If you are worried you may have an ectopic, please register at www.hcgexpert.in . We will help you to monitor your pregnancy and to rule out an ectopic .
Another blood test which can be helpful is a serum progesterone level, which is low ( less than 15 ng/ml) in patients with ectopic pregnancies, as compared to normal pregnancies.
Confirming the diagnosis
Sometimes, differentiating between an ectopic pregnancy and an early miscarriage can be difficult. In these cases, if a curettage shows that there is no pregnancy tissue in the uterus (as tested by histopathologic examination) then an ectopic is suspected. The diagnosis can be confirmed by laparoscopy, if needed, which shows that the pregnancy is in the tubes, where it appears as a dark bluish bulge.
Early diagnosis helps
The major benefit of early diagnosis is that with early treatment it is possible to save the tube, thus preserving fertility and increasing the chances of a normal pregnancy in the future. If the ectopic is very early and the HCG levels low, one can choose to simply wait and watch.

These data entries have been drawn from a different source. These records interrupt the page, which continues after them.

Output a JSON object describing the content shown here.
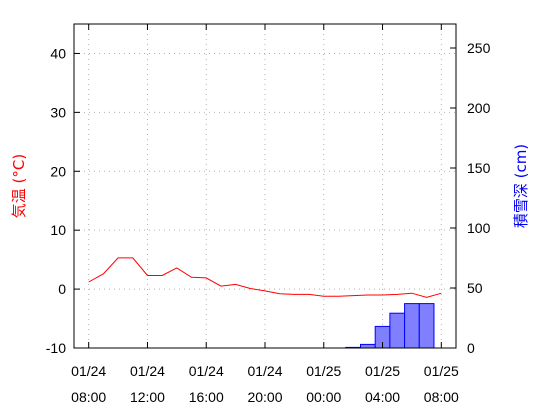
{
  "chart_data": {
    "type": "bar+line",
    "x_ticks": [
      {
        "date": "01/24",
        "time": "08:00"
      },
      {
        "date": "01/24",
        "time": "12:00"
      },
      {
        "date": "01/24",
        "time": "16:00"
      },
      {
        "date": "01/24",
        "time": "20:00"
      },
      {
        "date": "01/25",
        "time": "00:00"
      },
      {
        "date": "01/25",
        "time": "04:00"
      },
      {
        "date": "01/25",
        "time": "08:00"
      }
    ],
    "xlim": [
      "01/24 07:00",
      "01/25 09:00"
    ],
    "y_left": {
      "label": "気温 (°C)",
      "ylim": [
        -10,
        45
      ],
      "ticks": [
        -10,
        0,
        10,
        20,
        30,
        40
      ],
      "color": "#ff0000"
    },
    "y_right": {
      "label": "積雪深 (cm)",
      "ylim": [
        0,
        270
      ],
      "ticks": [
        0,
        50,
        100,
        150,
        200,
        250
      ],
      "color": "#0000ff"
    },
    "grid": true,
    "series": [
      {
        "kind": "line",
        "axis": "left",
        "color": "#ff0000",
        "x": [
          "01/24 08:00",
          "01/24 09:00",
          "01/24 10:00",
          "01/24 11:00",
          "01/24 12:00",
          "01/24 13:00",
          "01/24 14:00",
          "01/24 15:00",
          "01/24 16:00",
          "01/24 17:00",
          "01/24 18:00",
          "01/24 19:00",
          "01/24 20:00",
          "01/24 21:00",
          "01/24 22:00",
          "01/24 23:00",
          "01/25 00:00",
          "01/25 01:00",
          "01/25 02:00",
          "01/25 03:00",
          "01/25 04:00",
          "01/25 05:00",
          "01/25 06:00",
          "01/25 07:00",
          "01/25 08:00"
        ],
        "values": [
          1.2,
          2.6,
          5.3,
          5.3,
          2.3,
          2.3,
          3.6,
          2.0,
          1.9,
          0.5,
          0.8,
          0.1,
          -0.3,
          -0.8,
          -0.9,
          -0.9,
          -1.2,
          -1.2,
          -1.1,
          -1.0,
          -1.0,
          -0.9,
          -0.7,
          -1.4,
          -0.7
        ]
      },
      {
        "kind": "bar",
        "axis": "right",
        "color": "#8080ff",
        "edge_color": "#0000ff",
        "x": [
          "01/25 02:00",
          "01/25 03:00",
          "01/25 04:00",
          "01/25 05:00",
          "01/25 06:00",
          "01/25 07:00",
          "01/25 08:00"
        ],
        "values": [
          0.5,
          3,
          18,
          29,
          37,
          37,
          0
        ]
      }
    ]
  }
}
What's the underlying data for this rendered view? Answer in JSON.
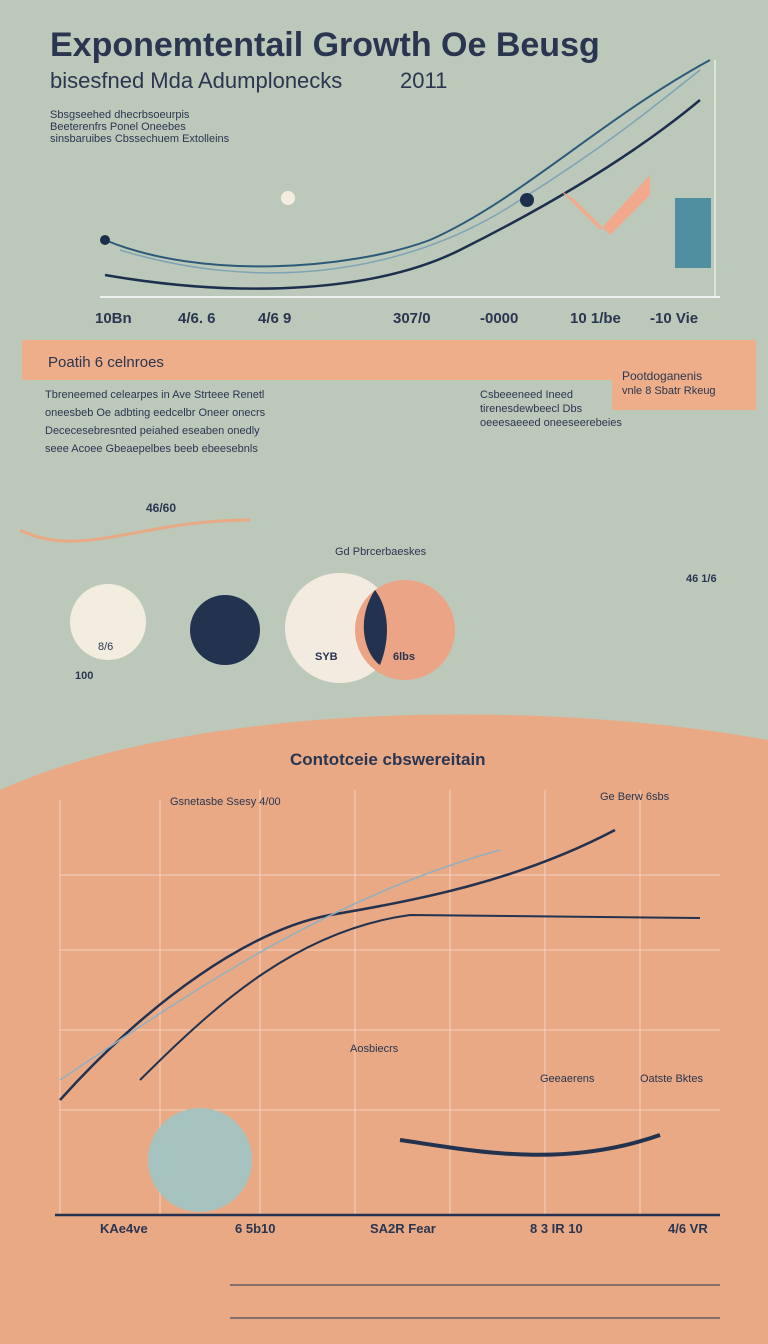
{
  "header": {
    "title": "Exponemtentail Growth Oe Beusg",
    "subtitle": "bisesfned Mda Adumplonecks",
    "year": "2011"
  },
  "top_chart": {
    "notes": [
      "Sbsgseehed dhecrbsoeurpis",
      "Beeterenfrs Ponel Oneebes",
      "sinsbaruibes Cbssechuem Extolleins"
    ],
    "x_labels": [
      "10Bn",
      "4/6. 6",
      "4/6 9",
      "307/0",
      "-0000",
      "10 1/be",
      "-10 Vie"
    ]
  },
  "banner": {
    "left": "Poatih 6 celnroes",
    "right_title": "Pootdoganenis",
    "right_sub": "vnle 8 Sbatr Rkeug"
  },
  "middle": {
    "text_left": [
      "Tbreneemed celearpes in Ave Strteee Renetl",
      "oneesbeb Oe adbting eedcelbr Oneer onecrs",
      "Dececesebresnted peiahed eseaben onedly",
      "seee Acoee Gbeaepelbes beeb ebeesebnls"
    ],
    "text_right": [
      "Csbeeeneed Ineed",
      "tirenesdewbeecl Dbs",
      "oeeesaeeed oneeseerebeies"
    ],
    "value_a": "46/60",
    "value_b": "46 1/6",
    "pie_label": "Gd Pbrcerbaeskes",
    "pie_values": [
      "100",
      "8/6",
      "SYB",
      "6lbs"
    ]
  },
  "bottom": {
    "title": "Contotceie cbswereitain",
    "x_labels": [
      "KAe4ve",
      "6 5b10",
      "SA2R Fear",
      "8 3 IR 10",
      "4/6 VR"
    ],
    "notes": [
      "Gsnetasbe Ssesy 4/00",
      "Ge Berw 6sbs",
      "Oatste Bktes",
      "Geeaerens",
      "Aosbiecrs"
    ]
  }
}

Often, the HCG levels will fall, meaning that the pregnancy is being reabsorbed by the body on its own and no treatment is needed. Medical treatment is also possible. This involves the use of the anti-cancer drug, methotrexate, which acts on the rapidly dividing cells of the tubal pregnancy and kills them, thus preventing the pregnancy from growing further. After giving an intramuscular injection of methotrexate, the beta HCG levels need to be monitored regularly, to ensure they are falling, till they decline to zero.

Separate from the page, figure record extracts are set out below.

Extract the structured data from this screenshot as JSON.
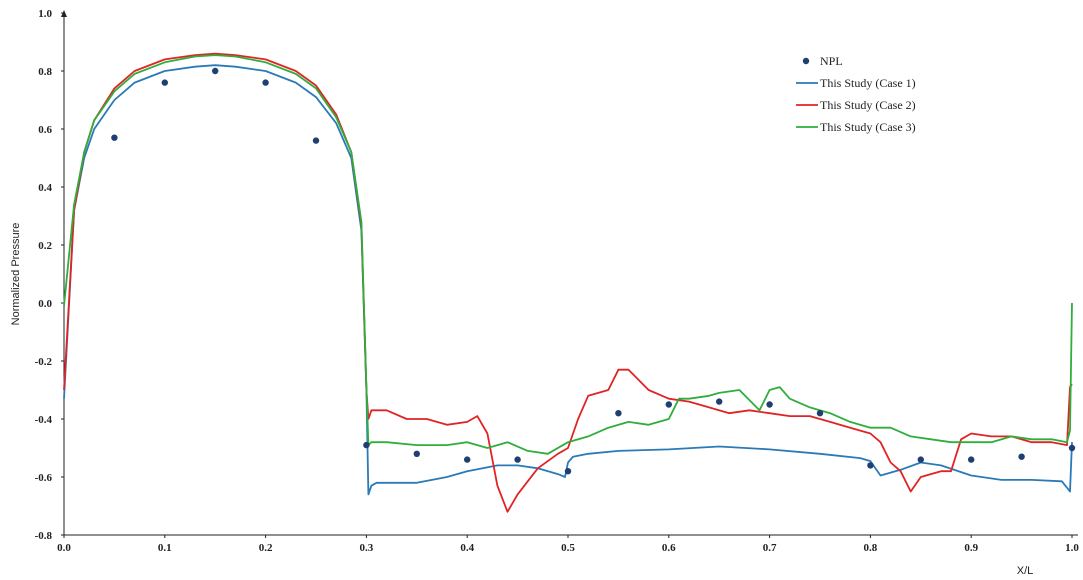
{
  "chart_data": {
    "type": "line",
    "title": "",
    "xlabel": "X/L",
    "ylabel": "Normalized Pressure",
    "xlim": [
      0.0,
      1.0
    ],
    "ylim": [
      -0.8,
      1.0
    ],
    "x_ticks": [
      "0.0",
      "0.1",
      "0.2",
      "0.3",
      "0.4",
      "0.5",
      "0.6",
      "0.7",
      "0.8",
      "0.9",
      "1.0"
    ],
    "y_ticks": [
      "-0.8",
      "-0.6",
      "-0.4",
      "-0.2",
      "0.0",
      "0.2",
      "0.4",
      "0.6",
      "0.8",
      "1.0"
    ],
    "grid": false,
    "legend_position": "top-right",
    "legend": [
      "NPL",
      "This Study (Case 1)",
      "This Study (Case 2)",
      "This Study (Case 3)"
    ],
    "colors": {
      "npl": "#1f3f73",
      "case1": "#2a7ab8",
      "case2": "#e02424",
      "case3": "#2fae3c"
    },
    "npl_points": {
      "x": [
        0.05,
        0.1,
        0.15,
        0.2,
        0.25,
        0.3,
        0.35,
        0.4,
        0.45,
        0.5,
        0.55,
        0.6,
        0.65,
        0.7,
        0.75,
        0.8,
        0.85,
        0.9,
        0.95,
        1.0
      ],
      "y": [
        0.57,
        0.76,
        0.8,
        0.76,
        0.56,
        -0.49,
        -0.52,
        -0.54,
        -0.54,
        -0.58,
        -0.38,
        -0.35,
        -0.34,
        -0.35,
        -0.38,
        -0.56,
        -0.54,
        -0.54,
        -0.53,
        -0.5
      ]
    },
    "series": [
      {
        "name": "This Study (Case 1)",
        "x": [
          0.0,
          0.01,
          0.02,
          0.03,
          0.05,
          0.07,
          0.1,
          0.13,
          0.15,
          0.17,
          0.2,
          0.23,
          0.25,
          0.27,
          0.285,
          0.295,
          0.3,
          0.302,
          0.305,
          0.31,
          0.35,
          0.38,
          0.4,
          0.43,
          0.45,
          0.47,
          0.49,
          0.497,
          0.5,
          0.505,
          0.52,
          0.55,
          0.6,
          0.65,
          0.7,
          0.75,
          0.79,
          0.8,
          0.81,
          0.83,
          0.85,
          0.87,
          0.9,
          0.93,
          0.96,
          0.99,
          0.998,
          1.0
        ],
        "y": [
          -0.33,
          0.32,
          0.5,
          0.6,
          0.7,
          0.76,
          0.8,
          0.815,
          0.82,
          0.815,
          0.8,
          0.76,
          0.71,
          0.62,
          0.5,
          0.25,
          -0.3,
          -0.66,
          -0.63,
          -0.62,
          -0.62,
          -0.6,
          -0.58,
          -0.56,
          -0.56,
          -0.57,
          -0.59,
          -0.6,
          -0.55,
          -0.53,
          -0.52,
          -0.51,
          -0.505,
          -0.495,
          -0.505,
          -0.52,
          -0.535,
          -0.545,
          -0.595,
          -0.575,
          -0.55,
          -0.56,
          -0.595,
          -0.61,
          -0.61,
          -0.615,
          -0.65,
          -0.48
        ]
      },
      {
        "name": "This Study (Case 2)",
        "x": [
          0.0,
          0.01,
          0.02,
          0.03,
          0.05,
          0.07,
          0.1,
          0.13,
          0.15,
          0.17,
          0.2,
          0.23,
          0.25,
          0.27,
          0.285,
          0.295,
          0.3,
          0.302,
          0.305,
          0.32,
          0.34,
          0.36,
          0.38,
          0.4,
          0.41,
          0.42,
          0.43,
          0.44,
          0.45,
          0.47,
          0.49,
          0.5,
          0.51,
          0.52,
          0.54,
          0.55,
          0.56,
          0.58,
          0.6,
          0.62,
          0.64,
          0.66,
          0.68,
          0.7,
          0.72,
          0.74,
          0.76,
          0.78,
          0.8,
          0.81,
          0.82,
          0.83,
          0.84,
          0.85,
          0.86,
          0.87,
          0.88,
          0.89,
          0.9,
          0.92,
          0.94,
          0.96,
          0.98,
          0.995,
          0.998,
          1.0
        ],
        "y": [
          -0.3,
          0.32,
          0.52,
          0.63,
          0.74,
          0.8,
          0.84,
          0.855,
          0.86,
          0.855,
          0.84,
          0.8,
          0.75,
          0.65,
          0.52,
          0.27,
          -0.3,
          -0.4,
          -0.37,
          -0.37,
          -0.4,
          -0.4,
          -0.42,
          -0.41,
          -0.39,
          -0.45,
          -0.63,
          -0.72,
          -0.66,
          -0.57,
          -0.52,
          -0.5,
          -0.4,
          -0.32,
          -0.3,
          -0.23,
          -0.23,
          -0.3,
          -0.33,
          -0.34,
          -0.36,
          -0.38,
          -0.37,
          -0.38,
          -0.39,
          -0.39,
          -0.41,
          -0.43,
          -0.45,
          -0.48,
          -0.55,
          -0.58,
          -0.65,
          -0.6,
          -0.59,
          -0.58,
          -0.58,
          -0.47,
          -0.45,
          -0.46,
          -0.46,
          -0.48,
          -0.48,
          -0.49,
          -0.29,
          -0.28
        ]
      },
      {
        "name": "This Study (Case 3)",
        "x": [
          0.0,
          0.01,
          0.02,
          0.03,
          0.05,
          0.07,
          0.1,
          0.13,
          0.15,
          0.17,
          0.2,
          0.23,
          0.25,
          0.27,
          0.285,
          0.295,
          0.3,
          0.302,
          0.305,
          0.32,
          0.35,
          0.38,
          0.4,
          0.42,
          0.44,
          0.46,
          0.48,
          0.5,
          0.52,
          0.54,
          0.56,
          0.58,
          0.6,
          0.61,
          0.62,
          0.64,
          0.65,
          0.67,
          0.69,
          0.7,
          0.71,
          0.72,
          0.74,
          0.76,
          0.78,
          0.8,
          0.82,
          0.84,
          0.86,
          0.88,
          0.9,
          0.92,
          0.94,
          0.96,
          0.98,
          0.995,
          0.998,
          1.0
        ],
        "y": [
          -0.01,
          0.34,
          0.52,
          0.63,
          0.73,
          0.79,
          0.83,
          0.85,
          0.855,
          0.85,
          0.83,
          0.79,
          0.74,
          0.64,
          0.52,
          0.28,
          -0.29,
          -0.49,
          -0.48,
          -0.48,
          -0.49,
          -0.49,
          -0.48,
          -0.5,
          -0.48,
          -0.51,
          -0.52,
          -0.48,
          -0.46,
          -0.43,
          -0.41,
          -0.42,
          -0.4,
          -0.33,
          -0.33,
          -0.32,
          -0.31,
          -0.3,
          -0.37,
          -0.3,
          -0.29,
          -0.33,
          -0.36,
          -0.38,
          -0.41,
          -0.43,
          -0.43,
          -0.46,
          -0.47,
          -0.48,
          -0.48,
          -0.48,
          -0.46,
          -0.47,
          -0.47,
          -0.48,
          -0.44,
          0.0
        ]
      }
    ]
  }
}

This confirms that the pregnancy has been successfully destroyed. If the diagnosis is made early, methotrexate treatment of ectopic pregnancies is very successful.

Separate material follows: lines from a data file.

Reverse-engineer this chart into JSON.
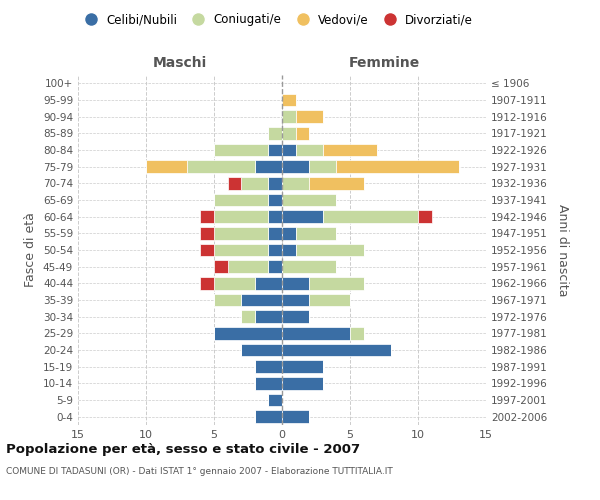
{
  "age_groups": [
    "0-4",
    "5-9",
    "10-14",
    "15-19",
    "20-24",
    "25-29",
    "30-34",
    "35-39",
    "40-44",
    "45-49",
    "50-54",
    "55-59",
    "60-64",
    "65-69",
    "70-74",
    "75-79",
    "80-84",
    "85-89",
    "90-94",
    "95-99",
    "100+"
  ],
  "birth_years": [
    "2002-2006",
    "1997-2001",
    "1992-1996",
    "1987-1991",
    "1982-1986",
    "1977-1981",
    "1972-1976",
    "1967-1971",
    "1962-1966",
    "1957-1961",
    "1952-1956",
    "1947-1951",
    "1942-1946",
    "1937-1941",
    "1932-1936",
    "1927-1931",
    "1922-1926",
    "1917-1921",
    "1912-1916",
    "1907-1911",
    "≤ 1906"
  ],
  "male": {
    "celibi": [
      2,
      1,
      2,
      2,
      3,
      5,
      2,
      3,
      2,
      1,
      1,
      1,
      1,
      1,
      1,
      2,
      1,
      0,
      0,
      0,
      0
    ],
    "coniugati": [
      0,
      0,
      0,
      0,
      0,
      0,
      1,
      2,
      3,
      3,
      4,
      4,
      4,
      4,
      2,
      5,
      4,
      1,
      0,
      0,
      0
    ],
    "vedovi": [
      0,
      0,
      0,
      0,
      0,
      0,
      0,
      0,
      0,
      0,
      0,
      0,
      0,
      0,
      0,
      3,
      0,
      0,
      0,
      0,
      0
    ],
    "divorziati": [
      0,
      0,
      0,
      0,
      0,
      0,
      0,
      0,
      1,
      1,
      1,
      1,
      1,
      0,
      1,
      0,
      0,
      0,
      0,
      0,
      0
    ]
  },
  "female": {
    "celibi": [
      2,
      0,
      3,
      3,
      8,
      5,
      2,
      2,
      2,
      0,
      1,
      1,
      3,
      0,
      0,
      2,
      1,
      0,
      0,
      0,
      0
    ],
    "coniugati": [
      0,
      0,
      0,
      0,
      0,
      1,
      0,
      3,
      4,
      4,
      5,
      3,
      7,
      4,
      2,
      2,
      2,
      1,
      1,
      0,
      0
    ],
    "vedovi": [
      0,
      0,
      0,
      0,
      0,
      0,
      0,
      0,
      0,
      0,
      0,
      0,
      0,
      0,
      4,
      9,
      4,
      1,
      2,
      1,
      0
    ],
    "divorziati": [
      0,
      0,
      0,
      0,
      0,
      0,
      0,
      0,
      0,
      0,
      0,
      0,
      1,
      0,
      0,
      0,
      0,
      0,
      0,
      0,
      0
    ]
  },
  "colors": {
    "celibi": "#3a6ea5",
    "coniugati": "#c5d9a0",
    "vedovi": "#f0c060",
    "divorziati": "#cc3333"
  },
  "legend_labels": [
    "Celibi/Nubili",
    "Coniugati/e",
    "Vedovi/e",
    "Divorziati/e"
  ],
  "title": "Popolazione per età, sesso e stato civile - 2007",
  "subtitle": "COMUNE DI TADASUNI (OR) - Dati ISTAT 1° gennaio 2007 - Elaborazione TUTTITALIA.IT",
  "ylabel_left": "Fasce di età",
  "ylabel_right": "Anni di nascita",
  "xlabel_maschi": "Maschi",
  "xlabel_femmine": "Femmine",
  "xlim": 15,
  "background_color": "#ffffff",
  "grid_color": "#cccccc"
}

Ultrasound - guided treatment
This is also useful for treating tubal pregnancies which have not ruptured. This involves the injection of the toxic chemical, potassium chloride , into the fetus in the tube under ultrasound - guidance. This kills the pregnancy tissue, allowing the body to reabsorb it.
Surgical treatment for early tubal pregnancies can be done through the laparoscope as well; with salpingotomy, the pregnancy can be selectively removed and the tube saved.
If the tube has ruptured, and blood has collected in the abdomen, then emergency surgery is needed. In these cases the tube is often so badly damaged, that it has to be removed entirely. When this occurs, a couple not only mourns the loss of a pregnancy, but also the possible loss or reduction in their fertility. This sense of loss is accompanied by the discomfort and anxiety of having had an emergency operation.
What about the chances of getting pregnant after an ectopic pregnancy?
Because tubal disease usually damages both sides, the chances of being infertile are increased. Also, the risk of a repeat ectopic pregnancy are increased even if the other tube seems normal. However, about 60% of women who have had a tubal pregnancy the first time will have a normal pregnancy the next time without further treatment. Early testing during pregnancy to rule out a repeat ectopic is essential!
If pregnancy does not occur within about a year of trying, then treatment is needed. Treatment options for fertility will depend upon what surgery was done for the ectopic pregnancy; and what the condition of the other tube is. Often, a second look laparoscopy is needed, to assess tubal status. Options may include: ovulation induction; tubal surgery; laparoscopic surgery; and often IVF.
Having had an unsuccessful outcome the first time makes getting pregnant very stressful - especially if the tubal pregnancy ended in a rupture. However, with the right treatment, chances of having a baby are quite good - after all, the fact an ectopic pregnancy occurred means that the eggs and sperms are good!